A Comparison Of The 2002 And 2003 Placement Tests
Table 3: A Comparison of the 2002 and 2003 placement tests
Reliability | Average | SD | SEM | IF<0.3 | 0.3=<IF<0.7 | IF>0.7 | ID>0.2 | |
2002 | 0.57 | 16.09 | 4.95 | 3.26 | 27 | 23 | 0 | 2 |
2003 | 0.74 | 24.8 | 6.71 | 3.44 | 3 | 40 | 7 | 38 |
A statistical analysis of the 2003 50-item test showed a great improvement compared to the previous year (see Table 3), with just ten items now falling outside the criteria guidelines. The average score of the 2003 test was very close to the ideal, but the reliability was still not as good as it should have been. Despite this, we were still able to identify and make provision for the highest and lowest scoring students, and feedback from all classes, thus far, has generally been very positive.
Conclusion
I plan to extend my database of acceptable test items to employ in developing the test for 2004. The reliability should improve once the bad items are replaced with acceptable ones, and distractor efficiency analysis may help to pinpoint which acceptable items can be modified further. My main concern, however, is the very small standard deviation. If it remains stubbornly small, we may have to conclude that our students are simply too homogenous to be streamed effectively, and that may ultimately force us to reconsider establishing mixed-ability classes.
References
Brown, J.D. (1996). Testing in language programs. Upper Saddle River, NJ: Prentice Hall.
Dudek, F.J. (1979). The continuing misinterpretation of the standard error of measurement. Psychological Bulletin, 86, 335-337.
Ebel, R.L. (1979). Essentials of educational measurement (3rd ed.). Englewood Cliffs, NJ: Prentice Hall.
Elvin, C. (2003a). Elvin’sdata.xls [Online]. Retrieved September 26, 2003, from
<www.eflclub.com/elvin/publications/2003/Elvinsdata.xls>.

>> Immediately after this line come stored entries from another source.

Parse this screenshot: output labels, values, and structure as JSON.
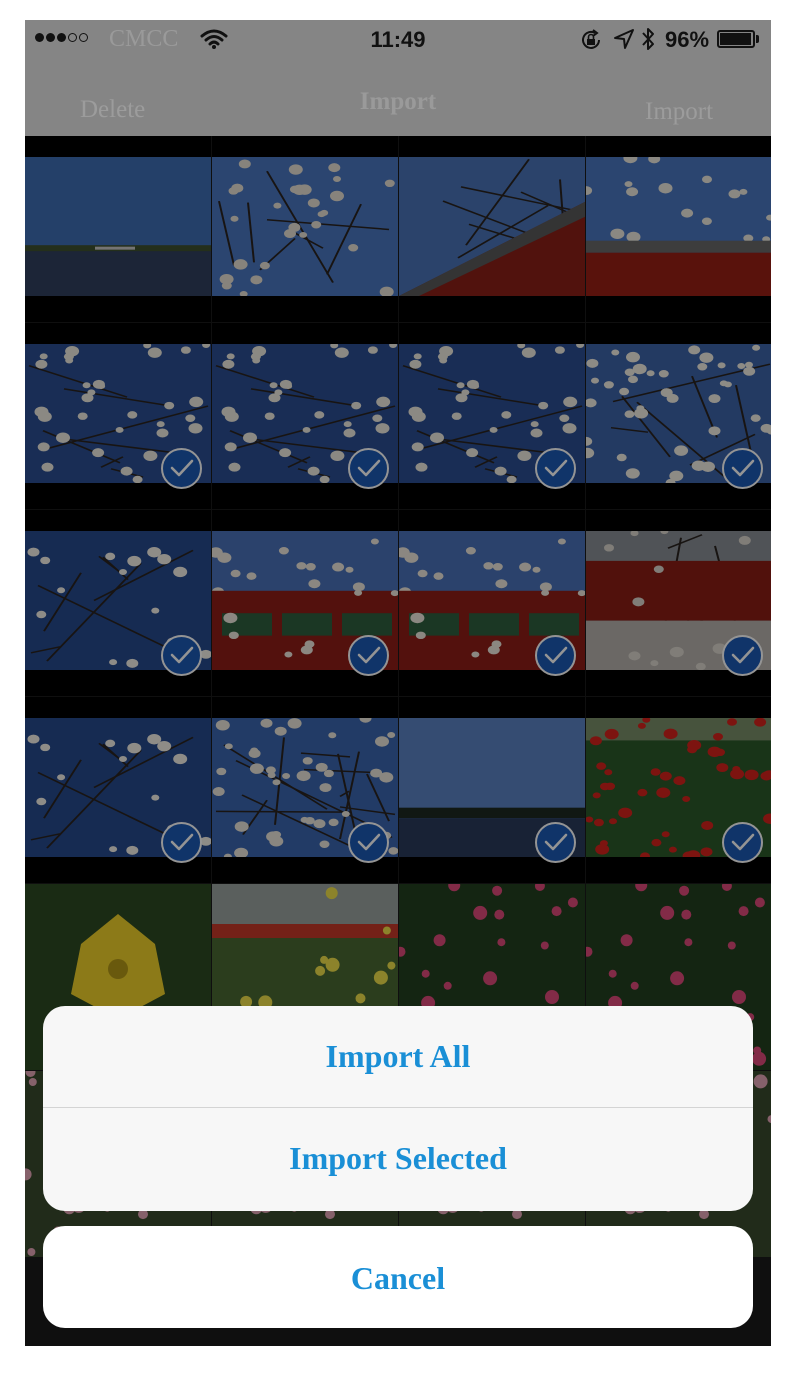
{
  "status_bar": {
    "carrier": "CMCC",
    "time": "11:49",
    "battery_percent": "96%",
    "battery_level": 0.96,
    "signal_dots": [
      true,
      true,
      true,
      false,
      false
    ],
    "icons": [
      "signal-dots-icon",
      "wifi-icon",
      "rotation-lock-icon",
      "location-arrow-icon",
      "bluetooth-icon",
      "battery-icon"
    ]
  },
  "nav_bar": {
    "left_label": "Delete",
    "title": "Import",
    "right_label": "Import"
  },
  "photos": [
    {
      "scene": "lake-horizon",
      "selected": false
    },
    {
      "scene": "magnolia-branches-sky",
      "selected": false
    },
    {
      "scene": "red-temple-roof",
      "selected": false
    },
    {
      "scene": "blossoms-over-roof",
      "selected": false
    },
    {
      "scene": "magnolia-blossoms",
      "selected": true
    },
    {
      "scene": "magnolia-blossoms",
      "selected": true
    },
    {
      "scene": "magnolia-blossoms",
      "selected": true
    },
    {
      "scene": "magnolia-blossoms-light",
      "selected": true
    },
    {
      "scene": "magnolia-closeup",
      "selected": true
    },
    {
      "scene": "blossoms-red-building",
      "selected": true
    },
    {
      "scene": "blossoms-red-building",
      "selected": true
    },
    {
      "scene": "red-pavilion-tree",
      "selected": true
    },
    {
      "scene": "magnolia-closeup",
      "selected": true
    },
    {
      "scene": "magnolia-tree-branches",
      "selected": true
    },
    {
      "scene": "lake-sky",
      "selected": true
    },
    {
      "scene": "red-tulip-field",
      "selected": true
    },
    {
      "scene": "yellow-flower",
      "selected": false
    },
    {
      "scene": "tulip-garden",
      "selected": false
    },
    {
      "scene": "pink-flowers",
      "selected": false
    },
    {
      "scene": "pink-flowers",
      "selected": false
    },
    {
      "scene": "garden-flowers",
      "selected": false
    },
    {
      "scene": "garden-flowers",
      "selected": false
    },
    {
      "scene": "garden-flowers",
      "selected": false
    },
    {
      "scene": "garden-flowers",
      "selected": false
    }
  ],
  "action_sheet": {
    "import_all": "Import All",
    "import_selected": "Import Selected",
    "cancel": "Cancel"
  },
  "colors": {
    "accent": "#1a8fd6",
    "check_badge": "#1d5ab5",
    "bar_background": "#858585",
    "sheet_background": "#f7f7f7"
  }
}
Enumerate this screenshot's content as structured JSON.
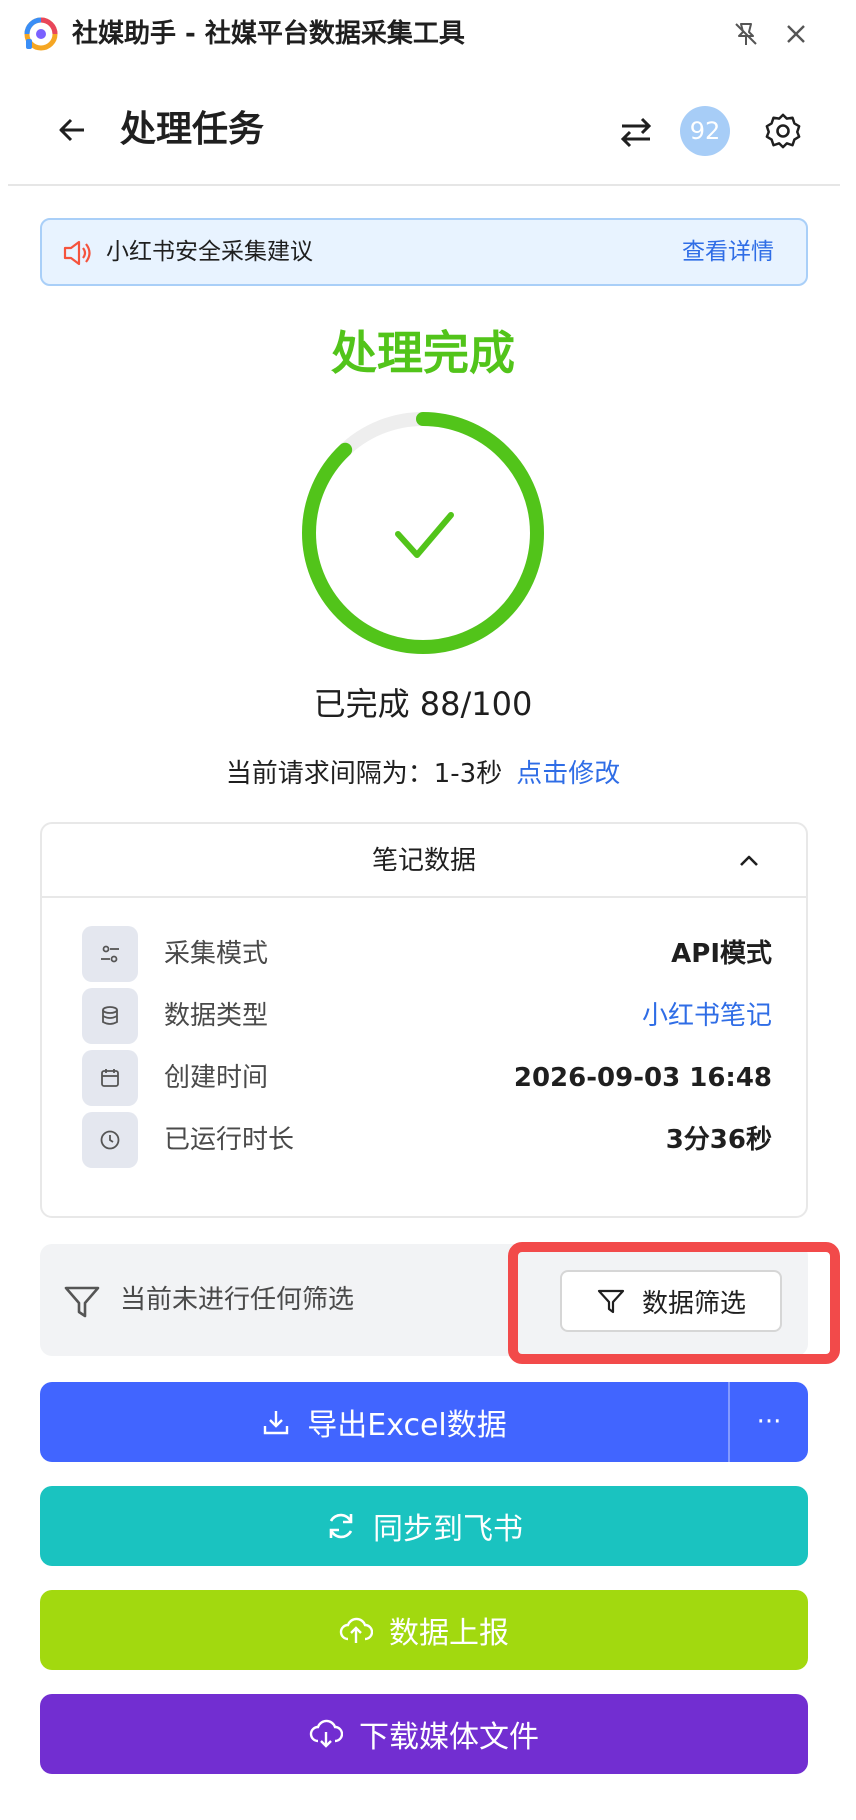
{
  "app": {
    "title": "社媒助手 - 社媒平台数据采集工具"
  },
  "header": {
    "title": "处理任务",
    "badge": "92"
  },
  "notice": {
    "text": "小红书安全采集建议",
    "link": "查看详情"
  },
  "status": {
    "title": "处理完成",
    "progress_text": "已完成 88/100",
    "progress_fraction": 0.88,
    "interval_label": "当前请求间隔为：1-3秒",
    "interval_link": "点击修改"
  },
  "card": {
    "title": "笔记数据",
    "rows": [
      {
        "label": "采集模式",
        "value": "API模式",
        "icon": "sliders-icon"
      },
      {
        "label": "数据类型",
        "value": "小红书笔记",
        "icon": "database-icon"
      },
      {
        "label": "创建时间",
        "value": "2026-09-03 16:48",
        "icon": "calendar-icon"
      },
      {
        "label": "已运行时长",
        "value": "3分36秒",
        "icon": "clock-icon"
      }
    ]
  },
  "filter": {
    "status_text": "当前未进行任何筛选",
    "button_label": "数据筛选"
  },
  "actions": {
    "export_label": "导出Excel数据",
    "export_more": "···",
    "sync_label": "同步到飞书",
    "report_label": "数据上报",
    "download_label": "下载媒体文件"
  },
  "colors": {
    "success": "#52c41a",
    "link": "#2f6de6",
    "export": "#4165ff",
    "sync": "#1ac3c0",
    "report": "#a2d90f",
    "download": "#722ed1",
    "highlight": "#f24a4a"
  }
}
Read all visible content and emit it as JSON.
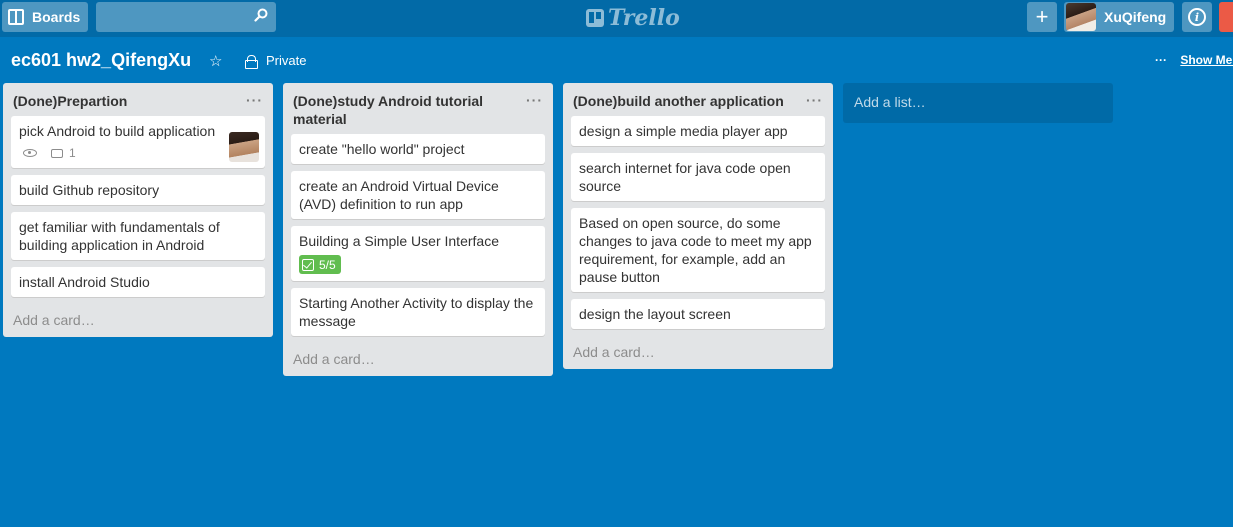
{
  "header": {
    "boards_label": "Boards",
    "logo_text": "Trello",
    "add_label": "+",
    "member_name": "XuQifeng",
    "info_label": "i"
  },
  "board": {
    "title": "ec601 hw2_QifengXu",
    "visibility": "Private",
    "show_menu": "Show Menu"
  },
  "lists": [
    {
      "title": "(Done)Prepartion",
      "cards": [
        {
          "text": "pick Android to build application",
          "comments": "1"
        },
        {
          "text": "build Github repository"
        },
        {
          "text": "get familiar with fundamentals of building application in Android"
        },
        {
          "text": "install Android Studio"
        }
      ],
      "add_card": "Add a card…"
    },
    {
      "title": "(Done)study Android tutorial material",
      "cards": [
        {
          "text": "create \"hello world\" project"
        },
        {
          "text": "create an Android Virtual Device (AVD) definition to run app"
        },
        {
          "text": "Building a Simple User Interface",
          "checklist": "5/5"
        },
        {
          "text": "Starting Another Activity to display the message"
        }
      ],
      "add_card": "Add a card…"
    },
    {
      "title": "(Done)build another application",
      "cards": [
        {
          "text": "design a simple media player app"
        },
        {
          "text": "search internet for java code open source"
        },
        {
          "text": "Based on open source, do some changes to java code to meet my app requirement, for example, add an pause button"
        },
        {
          "text": "design the layout screen"
        }
      ],
      "add_card": "Add a card…"
    }
  ],
  "add_list": "Add a list…",
  "colors": {
    "board_bg": "#0079bf",
    "header_bg": "#026aa7",
    "list_bg": "#e2e4e6",
    "checklist_done": "#61bd4f",
    "notification": "#eb5a46"
  }
}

Elvin, C. (2003b). Elvin’soutput.xls [Online]. Retrieved September 26, 2003, from <www.eflclub.com/elvin/publications/2003/Elvinsoutput.xls>.
Hatch, E. & Lazaraton, A. (1991). The research manual: Design and statistics for applied linguists. Boston, MA: Heinle & Heinle.
Iteman (Version 3.6). (1997). [Computer software]. St. Paul, MN: Assessment Systems Corporation.
Spearman, C. (1904). “General intelligence,” objectively determined and measured. American Journal of Psychology, 15, 201-293.